I have no idea how my parents didn't give up and leave me on the side of the road. Seriously. I was such. a. twit. I spent waaaay too much time arguing with them, wondering what other people thought of me, worrying about the "cool kids" in school, and having crushes on boys. Sheesh. I'm sure everyone goes through this - but it really hit home to me, reading my 12-year-old self's musings.

I guess it just goes to show that, eventually, everything works itself out. The boy I had the crush on? Happily married to his high school girlfriend. The "cool kids"? Well, I was never one of them but I think I'm doing just fine. And most of them are doing just fine, too. Worrying what other people thought of me? I am still working on that one, but I think I'm finally comfortable in my own skin.

And it's only taken me 21 years.

Wednesday, March 11, 2009

Beauty

So, I have often wondered what it must be like to be beautiful. I have never considered myself to have one of those faces that stop traffic (in a good way) or attract a lot of attention (also in a good way). But I look around during the course of my days here, and I see a lot of people who I consider to be absolutely, stunningly, beautiful.

And I wonder...what must it be like to be gorgeous? What is it like to have a face and a body that are a 10 on society's beauty scale? I have never turned heads, but I have also never had to wonder whether people like me for who I am or what I look like. I have never had to deal with unwanted attention. Others have never been jealous of me because of my appearance. But at the same time, I have also been the girl out with her friends who doesn't get any attention from the opposite sex (my personal preference; although I've never gotten any attention from lesbians, either, now that I think about it). I have learned that for me, my brain is what is going to help me make it or break it in my life. And sometimes that can be tiring. At the same time, though, I am perfectly comfortable going out to walk the dog in grubby clothes. I don't feel compelled to wear makeup on a daily (or even, um, a weekly) basis. Days when I am at home I don't dry my hair. But do I get in a rut...do I wear baggy clothes...because I know that no one out there (other than my husband) will look twice?

So I wonder...about what it must be like to be beautiful.

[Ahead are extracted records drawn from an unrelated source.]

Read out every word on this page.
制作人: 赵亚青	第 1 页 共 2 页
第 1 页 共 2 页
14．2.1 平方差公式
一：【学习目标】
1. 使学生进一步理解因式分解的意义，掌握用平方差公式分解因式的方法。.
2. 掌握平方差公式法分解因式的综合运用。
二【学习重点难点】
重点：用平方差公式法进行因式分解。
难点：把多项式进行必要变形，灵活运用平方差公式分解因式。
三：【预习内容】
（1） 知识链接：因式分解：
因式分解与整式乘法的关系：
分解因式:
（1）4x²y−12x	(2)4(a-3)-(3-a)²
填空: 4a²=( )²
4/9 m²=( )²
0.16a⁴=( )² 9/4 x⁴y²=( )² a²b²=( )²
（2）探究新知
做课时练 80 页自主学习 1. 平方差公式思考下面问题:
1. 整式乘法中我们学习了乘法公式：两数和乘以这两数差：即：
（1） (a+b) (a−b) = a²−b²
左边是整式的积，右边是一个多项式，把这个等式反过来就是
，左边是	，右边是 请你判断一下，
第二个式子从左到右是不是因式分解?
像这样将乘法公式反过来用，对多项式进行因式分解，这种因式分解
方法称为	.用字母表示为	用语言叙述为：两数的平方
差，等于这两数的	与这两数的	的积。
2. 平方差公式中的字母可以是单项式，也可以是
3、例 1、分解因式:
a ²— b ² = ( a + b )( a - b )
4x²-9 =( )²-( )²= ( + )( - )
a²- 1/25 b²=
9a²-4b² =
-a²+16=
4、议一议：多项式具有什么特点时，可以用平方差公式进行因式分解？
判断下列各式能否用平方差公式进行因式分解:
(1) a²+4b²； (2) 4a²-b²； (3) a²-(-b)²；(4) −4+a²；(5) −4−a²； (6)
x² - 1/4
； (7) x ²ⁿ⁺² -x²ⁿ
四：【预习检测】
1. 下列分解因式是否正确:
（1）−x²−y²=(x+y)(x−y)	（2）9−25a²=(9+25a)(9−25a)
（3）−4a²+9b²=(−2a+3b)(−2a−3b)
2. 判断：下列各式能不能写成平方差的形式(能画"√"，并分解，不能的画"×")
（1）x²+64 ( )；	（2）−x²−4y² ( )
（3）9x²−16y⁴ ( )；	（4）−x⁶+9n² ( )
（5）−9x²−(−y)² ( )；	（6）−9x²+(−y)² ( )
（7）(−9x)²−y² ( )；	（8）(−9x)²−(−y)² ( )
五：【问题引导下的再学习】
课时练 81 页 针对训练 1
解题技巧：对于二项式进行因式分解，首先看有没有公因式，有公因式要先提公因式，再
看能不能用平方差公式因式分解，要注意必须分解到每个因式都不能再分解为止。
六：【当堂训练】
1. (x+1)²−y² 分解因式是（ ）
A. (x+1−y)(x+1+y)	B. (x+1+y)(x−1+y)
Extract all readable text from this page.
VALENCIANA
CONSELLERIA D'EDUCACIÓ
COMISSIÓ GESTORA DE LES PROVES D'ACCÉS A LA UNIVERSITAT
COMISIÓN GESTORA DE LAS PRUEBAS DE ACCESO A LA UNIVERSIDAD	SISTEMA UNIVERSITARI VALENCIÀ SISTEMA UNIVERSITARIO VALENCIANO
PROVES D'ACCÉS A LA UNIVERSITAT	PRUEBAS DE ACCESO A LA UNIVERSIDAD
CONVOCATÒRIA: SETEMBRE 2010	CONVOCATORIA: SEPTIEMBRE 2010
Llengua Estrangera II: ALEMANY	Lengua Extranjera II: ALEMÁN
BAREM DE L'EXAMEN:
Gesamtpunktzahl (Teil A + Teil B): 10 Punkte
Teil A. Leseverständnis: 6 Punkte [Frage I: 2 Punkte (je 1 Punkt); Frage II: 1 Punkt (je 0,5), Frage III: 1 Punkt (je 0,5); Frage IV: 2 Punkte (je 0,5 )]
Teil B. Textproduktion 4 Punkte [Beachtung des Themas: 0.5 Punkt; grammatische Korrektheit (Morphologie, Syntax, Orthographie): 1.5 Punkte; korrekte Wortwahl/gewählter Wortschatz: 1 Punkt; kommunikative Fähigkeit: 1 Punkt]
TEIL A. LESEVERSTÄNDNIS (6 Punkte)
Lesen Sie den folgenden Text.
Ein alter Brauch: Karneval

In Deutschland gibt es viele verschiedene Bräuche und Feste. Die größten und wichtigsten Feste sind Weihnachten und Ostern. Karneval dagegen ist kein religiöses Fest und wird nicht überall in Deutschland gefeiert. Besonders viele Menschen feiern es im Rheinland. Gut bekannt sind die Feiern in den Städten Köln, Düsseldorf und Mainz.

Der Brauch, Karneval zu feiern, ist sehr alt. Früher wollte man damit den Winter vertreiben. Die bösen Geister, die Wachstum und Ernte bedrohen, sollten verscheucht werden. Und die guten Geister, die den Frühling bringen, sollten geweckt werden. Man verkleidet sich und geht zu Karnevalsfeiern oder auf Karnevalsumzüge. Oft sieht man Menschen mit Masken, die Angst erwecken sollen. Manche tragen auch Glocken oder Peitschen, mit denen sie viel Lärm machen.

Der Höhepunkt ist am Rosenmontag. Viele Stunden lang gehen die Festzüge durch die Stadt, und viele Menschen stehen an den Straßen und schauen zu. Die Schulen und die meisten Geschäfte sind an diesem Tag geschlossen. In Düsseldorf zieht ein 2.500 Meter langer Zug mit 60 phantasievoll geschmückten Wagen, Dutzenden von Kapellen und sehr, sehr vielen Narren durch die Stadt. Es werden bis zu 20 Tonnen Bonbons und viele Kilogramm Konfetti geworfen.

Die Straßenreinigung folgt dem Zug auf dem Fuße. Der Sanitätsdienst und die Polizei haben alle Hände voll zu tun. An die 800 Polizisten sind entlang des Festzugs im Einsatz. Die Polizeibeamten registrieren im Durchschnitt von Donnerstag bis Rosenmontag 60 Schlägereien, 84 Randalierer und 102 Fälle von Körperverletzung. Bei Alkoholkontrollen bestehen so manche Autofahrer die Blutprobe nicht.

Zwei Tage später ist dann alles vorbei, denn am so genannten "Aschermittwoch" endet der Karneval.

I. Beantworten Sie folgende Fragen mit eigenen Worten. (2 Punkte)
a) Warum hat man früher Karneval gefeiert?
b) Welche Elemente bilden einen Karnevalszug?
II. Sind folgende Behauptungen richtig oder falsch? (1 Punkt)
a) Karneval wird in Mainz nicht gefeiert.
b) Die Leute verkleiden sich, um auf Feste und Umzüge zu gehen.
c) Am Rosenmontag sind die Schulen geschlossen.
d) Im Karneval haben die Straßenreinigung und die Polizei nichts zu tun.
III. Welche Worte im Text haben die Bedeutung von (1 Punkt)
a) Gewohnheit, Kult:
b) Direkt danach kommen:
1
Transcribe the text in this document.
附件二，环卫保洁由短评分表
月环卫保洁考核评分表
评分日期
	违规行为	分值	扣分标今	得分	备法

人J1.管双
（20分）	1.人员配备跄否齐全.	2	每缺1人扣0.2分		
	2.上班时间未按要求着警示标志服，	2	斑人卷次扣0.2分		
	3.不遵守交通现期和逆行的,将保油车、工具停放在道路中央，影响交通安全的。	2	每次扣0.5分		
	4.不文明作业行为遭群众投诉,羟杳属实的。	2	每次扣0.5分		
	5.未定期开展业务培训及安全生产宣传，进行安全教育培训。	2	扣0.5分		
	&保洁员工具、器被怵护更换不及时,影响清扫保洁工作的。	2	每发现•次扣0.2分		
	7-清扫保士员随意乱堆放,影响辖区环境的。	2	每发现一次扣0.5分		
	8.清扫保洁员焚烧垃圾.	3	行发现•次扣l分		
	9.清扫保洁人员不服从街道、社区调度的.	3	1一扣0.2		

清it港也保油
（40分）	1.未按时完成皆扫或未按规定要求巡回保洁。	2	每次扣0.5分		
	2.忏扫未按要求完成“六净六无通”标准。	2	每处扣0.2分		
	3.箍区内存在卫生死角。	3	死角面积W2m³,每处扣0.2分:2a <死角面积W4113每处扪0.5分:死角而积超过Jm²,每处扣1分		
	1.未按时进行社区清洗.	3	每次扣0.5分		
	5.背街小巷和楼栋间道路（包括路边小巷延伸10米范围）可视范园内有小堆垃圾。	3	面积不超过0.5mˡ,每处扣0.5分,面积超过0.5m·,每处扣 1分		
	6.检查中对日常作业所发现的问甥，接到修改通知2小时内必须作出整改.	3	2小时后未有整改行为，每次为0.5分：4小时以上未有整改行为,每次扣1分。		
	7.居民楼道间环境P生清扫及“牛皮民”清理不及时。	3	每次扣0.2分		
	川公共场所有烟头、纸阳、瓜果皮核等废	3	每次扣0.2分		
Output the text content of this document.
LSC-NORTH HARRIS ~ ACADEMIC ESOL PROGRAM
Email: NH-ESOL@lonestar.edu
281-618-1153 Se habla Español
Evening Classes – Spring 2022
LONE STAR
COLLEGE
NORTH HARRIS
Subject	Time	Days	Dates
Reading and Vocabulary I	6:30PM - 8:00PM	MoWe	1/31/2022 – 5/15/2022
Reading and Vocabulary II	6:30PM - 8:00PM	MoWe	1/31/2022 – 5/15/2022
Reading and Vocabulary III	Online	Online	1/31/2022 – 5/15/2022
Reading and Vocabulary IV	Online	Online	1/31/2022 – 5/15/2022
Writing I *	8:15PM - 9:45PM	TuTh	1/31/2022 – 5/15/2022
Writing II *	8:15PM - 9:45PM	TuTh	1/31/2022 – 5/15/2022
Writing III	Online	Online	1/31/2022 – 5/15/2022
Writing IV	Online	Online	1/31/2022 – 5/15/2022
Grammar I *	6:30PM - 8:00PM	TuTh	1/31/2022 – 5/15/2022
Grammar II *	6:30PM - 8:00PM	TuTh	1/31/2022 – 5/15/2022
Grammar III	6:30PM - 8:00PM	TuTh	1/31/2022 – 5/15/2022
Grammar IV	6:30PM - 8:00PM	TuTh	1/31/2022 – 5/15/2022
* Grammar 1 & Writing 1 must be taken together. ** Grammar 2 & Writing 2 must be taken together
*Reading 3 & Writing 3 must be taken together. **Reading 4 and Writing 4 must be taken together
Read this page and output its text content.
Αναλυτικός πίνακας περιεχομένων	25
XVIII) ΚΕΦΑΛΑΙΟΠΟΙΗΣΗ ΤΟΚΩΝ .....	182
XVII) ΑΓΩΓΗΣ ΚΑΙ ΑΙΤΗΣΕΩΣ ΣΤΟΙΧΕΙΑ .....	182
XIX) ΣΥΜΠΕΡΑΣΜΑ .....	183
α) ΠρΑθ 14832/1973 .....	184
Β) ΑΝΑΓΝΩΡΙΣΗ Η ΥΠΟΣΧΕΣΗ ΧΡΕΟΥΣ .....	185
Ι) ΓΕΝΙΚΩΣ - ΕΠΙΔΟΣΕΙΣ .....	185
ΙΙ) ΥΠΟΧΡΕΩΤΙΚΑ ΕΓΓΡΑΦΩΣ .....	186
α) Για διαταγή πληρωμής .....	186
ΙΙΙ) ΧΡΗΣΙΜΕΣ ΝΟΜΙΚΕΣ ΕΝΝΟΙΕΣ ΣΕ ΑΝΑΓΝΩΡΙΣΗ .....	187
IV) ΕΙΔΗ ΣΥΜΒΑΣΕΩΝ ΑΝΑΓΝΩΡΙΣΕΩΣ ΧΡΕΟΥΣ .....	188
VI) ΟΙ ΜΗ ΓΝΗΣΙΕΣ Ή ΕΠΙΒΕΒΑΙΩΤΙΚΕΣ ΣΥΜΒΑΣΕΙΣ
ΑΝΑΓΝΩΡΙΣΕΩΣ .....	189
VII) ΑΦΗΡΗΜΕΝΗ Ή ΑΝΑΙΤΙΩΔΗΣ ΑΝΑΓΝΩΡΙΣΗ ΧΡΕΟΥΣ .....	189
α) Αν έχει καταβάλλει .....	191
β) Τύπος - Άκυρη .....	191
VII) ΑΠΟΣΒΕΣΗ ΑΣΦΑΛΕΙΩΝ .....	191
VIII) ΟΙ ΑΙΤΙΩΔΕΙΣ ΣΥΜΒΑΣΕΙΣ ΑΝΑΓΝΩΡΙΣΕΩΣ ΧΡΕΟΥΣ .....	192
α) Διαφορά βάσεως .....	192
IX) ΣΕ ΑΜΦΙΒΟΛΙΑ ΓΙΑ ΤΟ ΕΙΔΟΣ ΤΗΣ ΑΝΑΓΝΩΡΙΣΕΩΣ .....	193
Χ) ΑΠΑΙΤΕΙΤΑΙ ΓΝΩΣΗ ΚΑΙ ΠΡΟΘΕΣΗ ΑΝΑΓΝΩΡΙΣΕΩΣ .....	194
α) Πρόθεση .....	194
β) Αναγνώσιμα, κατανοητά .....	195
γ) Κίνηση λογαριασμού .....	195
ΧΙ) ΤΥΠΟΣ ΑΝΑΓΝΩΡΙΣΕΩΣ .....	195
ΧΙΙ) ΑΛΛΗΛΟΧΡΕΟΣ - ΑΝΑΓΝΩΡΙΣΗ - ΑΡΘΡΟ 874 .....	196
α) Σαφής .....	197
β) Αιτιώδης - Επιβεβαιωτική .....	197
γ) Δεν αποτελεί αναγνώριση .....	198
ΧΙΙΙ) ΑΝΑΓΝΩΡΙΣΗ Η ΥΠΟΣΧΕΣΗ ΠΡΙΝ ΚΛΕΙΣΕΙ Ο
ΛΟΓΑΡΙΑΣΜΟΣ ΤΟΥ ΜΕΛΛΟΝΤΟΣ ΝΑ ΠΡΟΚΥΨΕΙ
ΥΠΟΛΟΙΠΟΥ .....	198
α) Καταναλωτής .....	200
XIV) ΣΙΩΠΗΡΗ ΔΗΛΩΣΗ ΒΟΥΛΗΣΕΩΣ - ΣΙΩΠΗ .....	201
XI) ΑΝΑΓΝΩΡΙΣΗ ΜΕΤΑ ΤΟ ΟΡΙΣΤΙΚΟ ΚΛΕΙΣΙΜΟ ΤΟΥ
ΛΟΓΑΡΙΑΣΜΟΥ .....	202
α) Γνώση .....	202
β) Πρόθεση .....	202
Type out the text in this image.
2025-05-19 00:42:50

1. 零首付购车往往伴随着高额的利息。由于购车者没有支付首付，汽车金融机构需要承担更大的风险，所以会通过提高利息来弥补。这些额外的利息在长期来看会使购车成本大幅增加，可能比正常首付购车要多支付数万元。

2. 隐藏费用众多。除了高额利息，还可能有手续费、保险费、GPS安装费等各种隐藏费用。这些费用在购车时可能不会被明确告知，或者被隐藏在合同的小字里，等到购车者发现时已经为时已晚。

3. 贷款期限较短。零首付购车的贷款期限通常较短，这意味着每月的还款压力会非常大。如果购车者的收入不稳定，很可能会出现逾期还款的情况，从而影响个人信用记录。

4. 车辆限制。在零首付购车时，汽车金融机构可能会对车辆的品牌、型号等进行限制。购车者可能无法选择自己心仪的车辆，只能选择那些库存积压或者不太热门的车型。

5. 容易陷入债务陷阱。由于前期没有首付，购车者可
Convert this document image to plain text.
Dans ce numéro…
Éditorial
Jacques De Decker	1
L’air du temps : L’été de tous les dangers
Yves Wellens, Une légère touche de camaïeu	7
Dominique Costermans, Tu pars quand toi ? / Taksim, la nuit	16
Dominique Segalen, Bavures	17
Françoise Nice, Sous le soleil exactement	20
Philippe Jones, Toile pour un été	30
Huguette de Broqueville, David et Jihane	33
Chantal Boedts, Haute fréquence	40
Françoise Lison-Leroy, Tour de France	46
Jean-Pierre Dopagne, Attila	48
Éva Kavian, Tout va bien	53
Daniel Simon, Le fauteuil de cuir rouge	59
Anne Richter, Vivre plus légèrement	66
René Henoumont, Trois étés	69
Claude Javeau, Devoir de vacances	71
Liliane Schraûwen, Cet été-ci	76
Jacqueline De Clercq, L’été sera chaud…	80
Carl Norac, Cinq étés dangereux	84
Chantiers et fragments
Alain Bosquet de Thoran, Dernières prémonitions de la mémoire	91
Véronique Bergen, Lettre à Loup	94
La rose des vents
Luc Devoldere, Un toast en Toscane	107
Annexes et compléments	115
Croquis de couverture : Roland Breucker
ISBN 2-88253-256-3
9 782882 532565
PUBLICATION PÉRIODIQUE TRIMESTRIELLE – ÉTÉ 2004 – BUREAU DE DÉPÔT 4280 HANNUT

And I am glad that no one I know - or really, anyone at all - will read this. Because I know what they would say - it's how we all respond when someone says "I wonder what it would be like to be beautiful...to be tall...to be thin..." Nearly always? the other person tries to convince the speaker that s/he is beautiful...or just the right height...or thin enough. I'm not interested in that. This post is more of a...huh...there are people out in the world whose faces could likely stop traffic (in a good way). And I do wonder what life is like for them.

Wednesday, March 4, 2009

Vanity

So, I love license plates. Particularly vanity plates. I think I get this nerdy tendency from my father. We both enjoy trying to figure out what vanity plates mean - and if they are incomprehensible, well, that takes away from some of my fun. I extend this to other license plates...our little rectangular state in the middle of the country still uses three letters at the end of its license plates. It's amazing how many words and/or phrases you can make up from those three letters.

Yesterday, I saw ###-FZZ. Fizz. What an excellent license plate. I liked my old one because it was ###-MTO...made to order. You see where I'm going here? I do it every time I pull up behind a car at a light. Seriously, I'm a nerd.

Most of the vanity plates around here have something to do with the University in town, using some variant of the mascot name. I see the same ones around town and in the parking ramp - something I love about living in a smaller town. There is the occasional plate from the rival University a few hours away. Those plates usually poke fun at our University - all in good fun, I'm sure - so they're also fun to try to decipher.

But the kicker had to be the plate I saw the other day when driving to pick up my husband at the airport (20 minutes away! Have I mentioned how much I love living here??) It was a University vanity plate. And it read:

STALKER

Seriously. Stalker. Dude, time to think up a new license plate, because really? I'm not sure that's the impression you want to be giving.